A properly designed threaded joint (construction screws aside, but our cue joints share nothing with them) should not rely on a tight minor diameter to stay together. A proper screw joint should act like a cable pulling two objects together--the forces between the components should be what keeps the two pieces together. This is called a two-force member. Screws should not be subject to shear (side) forces.

That said, there are only two reasons that screws loosen. First, if the screw is unloading and the tension is lost. Second, there is not enough friction in the joint (in our case, most of the friction should be between the joint faces, not on the minor diameter of the screw.

In the first scenario, it is possible that faces that aren't flat can cause some unloading of the screw. This would mostly be if one or both faces have any crown and the outer edges are not seating. When hit, the joint will flex and cause weirdness in the pin loading.

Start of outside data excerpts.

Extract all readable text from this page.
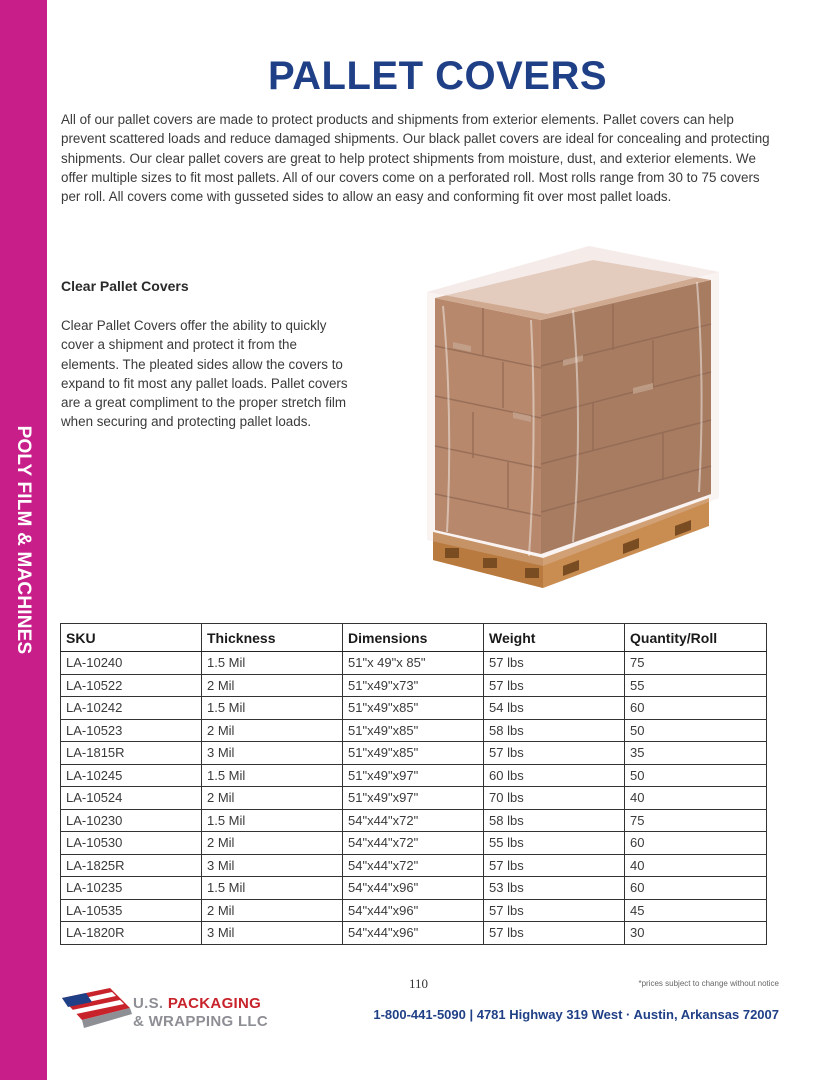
POLY FILM & MACHINES
PALLET COVERS

All of our pallet covers are made to protect products and shipments from exterior elements. Pallet covers can help prevent scattered loads and reduce damaged shipments. Our black pallet covers are ideal for concealing and protecting shipments. Our clear pallet covers are great to help protect shipments from moisture, dust, and exterior elements. We offer multiple sizes to fit most pallets. All of our covers come on a perforated roll. Most rolls range from 30 to 75 covers per roll. All covers come with gusseted sides to allow an easy and conforming fit over most pallet loads.

Clear Pallet Covers

Clear Pallet Covers offer the ability to quickly cover a shipment and protect it from the elements. The pleated sides allow the covers to expand to fit most any pallet loads. Pallet covers are a great compliment to the proper stretch film when securing and protecting pallet loads.

SKU	Thickness	Dimensions	Weight	Quantity/Roll
LA-10240	1.5 Mil	51"x 49"x 85"	57 lbs	75
LA-10522	2 Mil	51"x49"x73"	57 lbs	55
LA-10242	1.5 Mil	51"x49"x85"	54 lbs	60
LA-10523	2 Mil	51"x49"x85"	58 lbs	50
LA-1815R	3 Mil	51"x49"x85"	57 lbs	35
LA-10245	1.5 Mil	51"x49"x97"	60 lbs	50
LA-10524	2 Mil	51"x49"x97"	70 lbs	40
LA-10230	1.5 Mil	54"x44"x72"	58 lbs	75
LA-10530	2 Mil	54"x44"x72"	55 lbs	60
LA-1825R	3 Mil	54"x44"x72"	57 lbs	40
LA-10235	1.5 Mil	54"x44"x96"	53 lbs	60
LA-10535	2 Mil	54"x44"x96"	57 lbs	45
LA-1820R	3 Mil	54"x44"x96"	57 lbs	30
110	*prices subject to change without notice
U.S. PACKAGING
& WRAPPING LLC	1-800-441-5090 | 4781 Highway 319 West · Austin, Arkansas 72007
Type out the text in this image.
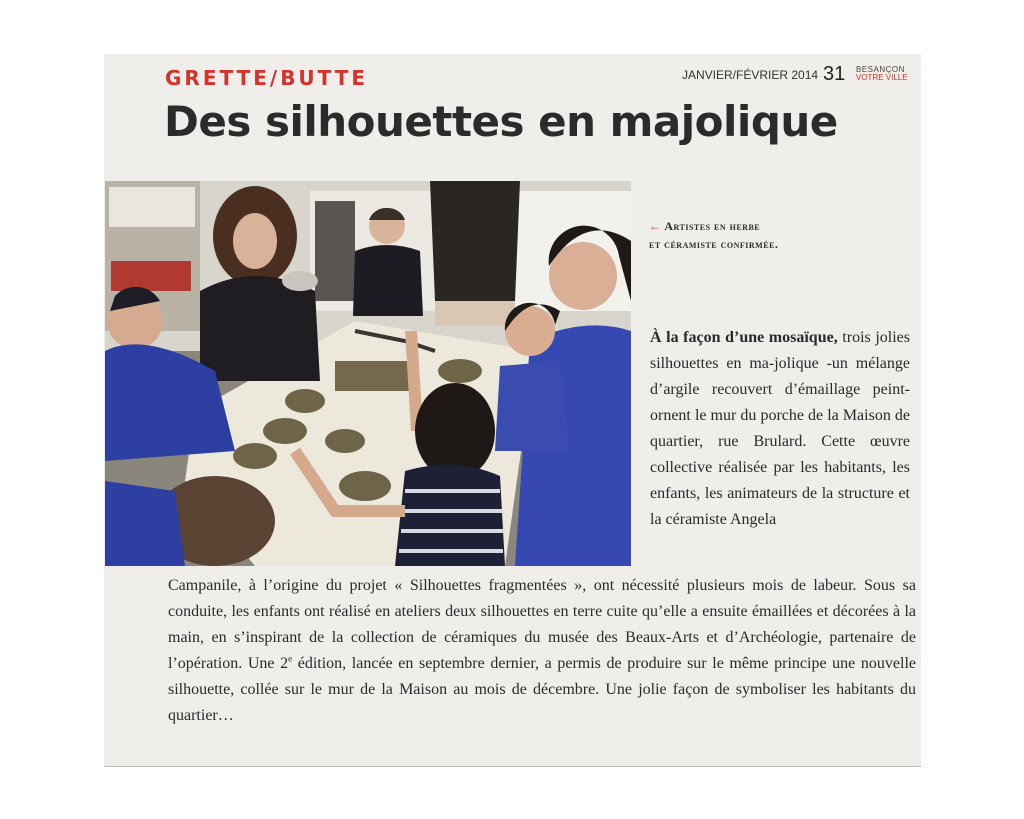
GRETTE/BUTTE	JANVIER/FÉVRIER 2014 31 BESANÇON
VOTRE VILLE
Des silhouettes en majolique
← Artistes en herbe
et céramiste confirmée.
À la façon d’une mosaïque, trois jolies silhouettes en ma-jolique -un mélange d’argile recouvert d’émaillage peint- ornent le mur du porche de la Maison de quartier, rue Brulard. Cette œuvre collective réalisée par les habitants, les enfants, les animateurs de la structure et la céramiste Angela
Campanile, à l’origine du projet « Silhouettes fragmentées », ont nécessité plusieurs mois de labeur. Sous sa conduite, les enfants ont réalisé en ateliers deux silhouettes en terre cuite qu’elle a ensuite émaillées et décorées à la main, en s’inspirant de la collection de céramiques du musée des Beaux-Arts et d’Archéologie, partenaire de l’opération. Une 2e édition, lancée en septembre dernier, a permis de produire sur le même principe une nouvelle silhouette, collée sur le mur de la Maison au mois de décembre. Une jolie façon de symboliser les habitants du quartier…
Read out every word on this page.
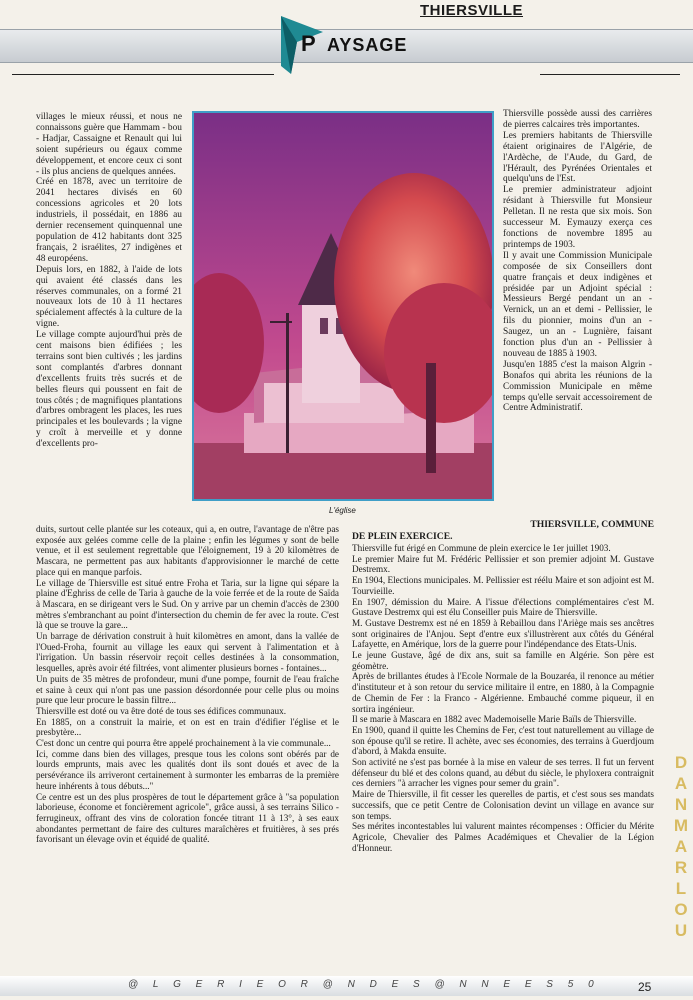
THIERSVILLE
P AYSAGE

villages le mieux réussi, et nous ne connaissons guère que Hammam - bou - Hadjar, Cassaigne et Renault qui lui soient supérieurs ou égaux comme développement, et encore ceux ci sont - ils plus anciens de quelques années.

Créé en 1878, avec un territoire de 2041 hectares divisés en 60 concessions agricoles et 20 lots industriels, il possédait, en 1886 au dernier recensement quinquennal une population de 412 habitants dont 325 français, 2 israélites, 27 indigènes et 48 européens.

Depuis lors, en 1882, à l'aide de lots qui avaient été classés dans les réserves communales, on a formé 21 nouveaux lots de 10 à 11 hectares spécialement affectés à la culture de la vigne.

Le village compte aujourd'hui près de cent maisons bien édifiées ; les terrains sont bien cultivés ; les jardins sont complantés d'arbres donnant d'excellents fruits très sucrés et de belles fleurs qui poussent en fait de tous côtés ; de magnifiques plantations d'arbres ombragent les places, les rues principales et les boulevards ; la vigne y croît à merveille et y donne d'excellents pro-

L'église

Thiersville possède aussi des carrières de pierres calcaires très importantes.

Les premiers habitants de Thiersville étaient originaires de l'Algérie, de l'Ardèche, de l'Aude, du Gard, de l'Hérault, des Pyrénées Orientales et quelqu'uns de l'Est.

Le premier administrateur adjoint résidant à Thiersville fut Monsieur Pelletan. Il ne resta que six mois. Son successeur M. Eymauzy exerça ces fonctions de novembre 1895 au printemps de 1903.

Il y avait une Commission Municipale composée de six Conseillers dont quatre français et deux indigènes et présidée par un Adjoint spécial : Messieurs Bergé pendant un an - Vernick, un an et demi - Pellissier, le fils du pionnier, moins d'un an - Saugez, un an - Lugnière, faisant fonction plus d'un an - Pellissier à nouveau de 1885 à 1903.

Jusqu'en 1885 c'est la maison Algrin - Bonafos qui abrita les réunions de la Commission Municipale en même temps qu'elle servait accessoirement de Centre Administratif.

THIERSVILLE, COMMUNE
DE PLEIN EXERCICE.

duits, surtout celle plantée sur les coteaux, qui a, en outre, l'avantage de n'être pas exposée aux gelées comme celle de la plaine ; enfin les légumes y sont de belle venue, et il est seulement regrettable que l'éloignement, 19 à 20 kilomètres de Mascara, ne permettent pas aux habitants d'approvisionner le marché de cette place qui en manque parfois.

Le village de Thiersville est situé entre Froha et Taria, sur la ligne qui sépare la plaine d'Eghriss de celle de Taria à gauche de la voie ferrée et de la route de Saïda à Mascara, en se dirigeant vers le Sud. On y arrive par un chemin d'accès de 2300 mètres s'embranchant au point d'intersection du chemin de fer avec la route. C'est là que se trouve la gare...

Un barrage de dérivation construit à huit kilomètres en amont, dans la vallée de l'Oued-Froha, fournit au village les eaux qui servent à l'alimentation et à l'irrigation. Un bassin réservoir reçoit celles destinées à la consommation, lesquelles, après avoir été filtrées, vont alimenter plusieurs bornes - fontaines...

Un puits de 35 mètres de profondeur, muni d'une pompe, fournit de l'eau fraîche et saine à ceux qui n'ont pas une passion désordonnée pour celle plus ou moins pure que leur procure le bassin filtre...

Thiersville est doté ou va être doté de tous ses édifices communaux.

En 1885, on a construit la mairie, et on est en train d'édifier l'église et le presbytère...

C'est donc un centre qui pourra être appelé prochainement à la vie communale...

Ici, comme dans bien des villages, presque tous les colons sont obérés par de lourds emprunts, mais avec les qualités dont ils sont doués et avec de la persévérance ils arriveront certainement à surmonter les embarras de la première heure inhérents à tous débuts..."

Ce centre est un des plus prospères de tout le département grâce à "sa population laborieuse, économe et foncièrement agricole", grâce aussi, à ses terrains Silico - ferrugineux, offrant des vins de coloration foncée titrant 11 à 13°, à ses eaux abondantes permettant de faire des cultures maraîchères et fruitières, à ses prés favorisant un élevage ovin et équidé de qualité.

Thiersville fut érigé en Commune de plein exercice le 1er juillet 1903.

Le premier Maire fut M. Frédéric Pellissier et son premier adjoint M. Gustave Destremx.

En 1904, Elections municipales. M. Pellissier est réélu Maire et son adjoint est M. Tourvieille.

En 1907, démission du Maire. A l'issue d'élections complémentaires c'est M. Gustave Destremx qui est élu Conseiller puis Maire de Thiersville.

M. Gustave Destremx est né en 1859 à Rebaillou dans l'Ariège mais ses ancêtres sont originaires de l'Anjou. Sept d'entre eux s'illustrèrent aux côtés du Général Lafayette, en Amérique, lors de la guerre pour l'indépendance des Etats-Unis.

Le jeune Gustave, âgé de dix ans, suit sa famille en Algérie. Son père est géomètre.

Après de brillantes études à l'Ecole Normale de la Bouzaréa, il renonce au métier d'instituteur et à son retour du service militaire il entre, en 1880, à la Compagnie de Chemin de Fer : la Franco - Algérienne. Embauché comme piqueur, il en sortira ingénieur.

Il se marie à Mascara en 1882 avec Mademoiselle Marie Baïls de Thiersville.

En 1900, quand il quitte les Chemins de Fer, c'est tout naturellement au village de son épouse qu'il se retire. Il achète, avec ses économies, des terrains à Guerdjoum d'abord, à Makda ensuite.

Son activité ne s'est pas bornée à la mise en valeur de ses terres. Il fut un fervent défenseur du blé et des colons quand, au début du siècle, le phyloxera contraignit ces derniers "à arracher les vignes pour semer du grain".

Maire de Thiersville, il fit cesser les querelles de partis, et c'est sous ses mandats successifs, que ce petit Centre de Colonisation devint un village en avance sur son temps.

Ses mérites incontestables lui valurent maintes récompenses : Officier du Mérite Agricole, Chevalier des Palmes Académiques et Chevalier de la Légion d'Honneur.

DANMARLOU
@ L G E R I E O R @ N D E S @ N N E E S 5 0	25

In the second scenario, there are a few factors. First, if it takes a lot of torque just to screw the pin into the shaft, you reduce the available torque to seat the joint since we are limited by our grip strength to provide the torque. Second, if you have slippery materials on the joint faces, this will greatly reduce friction. I had this problem recently on a cue, I scuffed the faces back to a 400-grit finish and the problem never resurfaced (pun not intended). Finally, it may be a bit of a stretch, but since you are seeing it on CF, there is a chance that the natural frequency of the CF shaft is high enough to reduce friction in the joint just from the vibrations--this phenomenon is prevalent in aerospace, in flight many friction forces go to nearly zero due to the vibration, and FAA requires all friction dependent fasteners (i.e. screws) to be secured with a secondary method (often wire through the fastener.

Inspection will be your friend. I would suggest that a good magnifying glass or digital microscope (I just got one for $35 from amazon) will be helpful. Inspect the joint faces for any witness marking which may show where the joint is seating and where it isn't.
 
all forms of radial thread pins are the biggest, saddest joke in the cue industry
+1
However, with that being the thought. There are many that got hood winked into believing they are all that.

To the OP...I suspect the faces of your joint are amiss (or a mess) which ever you prefer.
My guess is one or possibly both faces are convex and not fully locking.
If this is the case you can twist the 2 halves together as hard as you might trying to tighten the joint and will get the same end result.
A shaft that will not tighten down completely at the joint and will continually become loose.


You forgot to say hold my beer.....
I shouldn't do this,
;)
 
Everything checked out other than the pin. My tap is perfectly fine for everything I have done in radial. It's the pin that Eugene Ivantsov uses and Dale Perry's chinese ebay stuff. I guess there is a American and a chinese radial!?
 
I started building my own carbon shafts once I found a carbon tube that I really liked. But one of the shafts are coming loose after a little bit of play time. Does anybody have any tips or tricks to maybe add some resistance or whatever the word is I'm sure y'all understand what I'm saying, to the thread pitch in the insert to help keep them from loosening up? Or maybe I need a better taps! I'm not sure, thanks in advance. I'm having this problem with radial pins which is the only pin I have built shafts for. But I'm about to build several shafts with all different pins. I'm worried I'll have the same problem with other pitches. Inserts are phenolic.
What tubes have you been using? This has nothing to do with your issue. Just curious.